Colorado National Bank of Denver v. Bedford
Headline: Court upholds Colorado’s two-percent service tax on safe-deposit box customers, allowing the state to collect the charge from users while banks may collect and remit it for the state.
Holding: The Court ruled that Colorado’s service tax applies to safe-deposit box users, not to the national bank, and that requiring the bank to collect and remit the tax does not unconstitutionally burden its federal banking functions.
- Allows states to tax customers who rent safe-deposit boxes.
- Requires banks to collect and remit the tax, with a three percent collection allowance.

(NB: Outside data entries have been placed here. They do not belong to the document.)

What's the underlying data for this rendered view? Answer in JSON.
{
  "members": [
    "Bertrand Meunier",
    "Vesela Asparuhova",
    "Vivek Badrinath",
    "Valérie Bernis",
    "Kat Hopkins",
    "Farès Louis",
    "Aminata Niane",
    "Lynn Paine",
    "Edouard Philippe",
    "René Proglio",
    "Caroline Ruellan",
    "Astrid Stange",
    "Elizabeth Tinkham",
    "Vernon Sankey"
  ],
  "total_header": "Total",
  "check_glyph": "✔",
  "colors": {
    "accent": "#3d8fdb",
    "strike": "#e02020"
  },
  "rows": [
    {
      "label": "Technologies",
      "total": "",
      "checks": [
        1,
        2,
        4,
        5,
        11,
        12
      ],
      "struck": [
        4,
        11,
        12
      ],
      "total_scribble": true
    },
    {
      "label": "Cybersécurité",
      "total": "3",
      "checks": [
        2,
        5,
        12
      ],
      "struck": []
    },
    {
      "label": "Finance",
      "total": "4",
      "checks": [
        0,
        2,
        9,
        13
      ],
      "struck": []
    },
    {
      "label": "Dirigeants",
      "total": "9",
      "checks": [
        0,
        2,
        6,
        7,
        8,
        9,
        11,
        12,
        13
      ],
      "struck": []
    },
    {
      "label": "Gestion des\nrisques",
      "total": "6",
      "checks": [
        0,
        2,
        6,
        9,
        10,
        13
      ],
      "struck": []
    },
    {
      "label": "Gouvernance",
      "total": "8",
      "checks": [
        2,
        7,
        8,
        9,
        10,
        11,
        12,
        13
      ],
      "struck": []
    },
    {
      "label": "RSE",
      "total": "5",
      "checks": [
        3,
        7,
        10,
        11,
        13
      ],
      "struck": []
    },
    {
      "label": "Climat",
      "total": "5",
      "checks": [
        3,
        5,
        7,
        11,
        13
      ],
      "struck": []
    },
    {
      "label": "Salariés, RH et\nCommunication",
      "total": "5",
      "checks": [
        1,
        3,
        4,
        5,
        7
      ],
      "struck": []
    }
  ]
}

- Leaves national banks’ safe-deposit functions intact while shifting tax burden to customers.
Summary
Background
The dispute is between a national bank that operates safe-deposit boxes and the Colorado State Treasurer, who enforces the Public Revenue Service Tax Act. Colorado’s law imposed a two-percent tax on specified services, including certain bank services, and required service providers to add the tax to charges, collect it, and remit it to the State. The bank refused to pay the tax on safe-deposit box rentals and the treasurer sued for a declaration that the tax applied. State courts ultimately held the tax valid and the bank appealed to this Court.
Reasoning
The central question was whether the tax fell on the bank — a federal instrumentality — or on the bank’s customers, and whether making the bank collect and report the tax unlawfully interfered with its federal functions. The Court found that Congress had authorized banks to run safe-deposit operations but that the Colorado law, by requiring the tax to be listed separately and making it a debt of the user, placed the tax on the customer rather than on the bank. The statute also lets banks claim credit for taxes on accounts later found worthless and permits banks to require payment in advance, so the bank would not bear the tax burden. The act also allows a three percent allowance to cover collection costs. Prior decisions were cited to support that requiring collection and remittance does not unconstitutionally impair a national bank.
Real world impact
The decision allows Colorado to collect the two-percent service tax from safe-deposit customers while permitting banks to collect and remit the tax for the State. National banks retain their authority to operate safe-deposit services, and the ruling confirms that collection duties, with a small allowance, do not make the tax unconstitutional.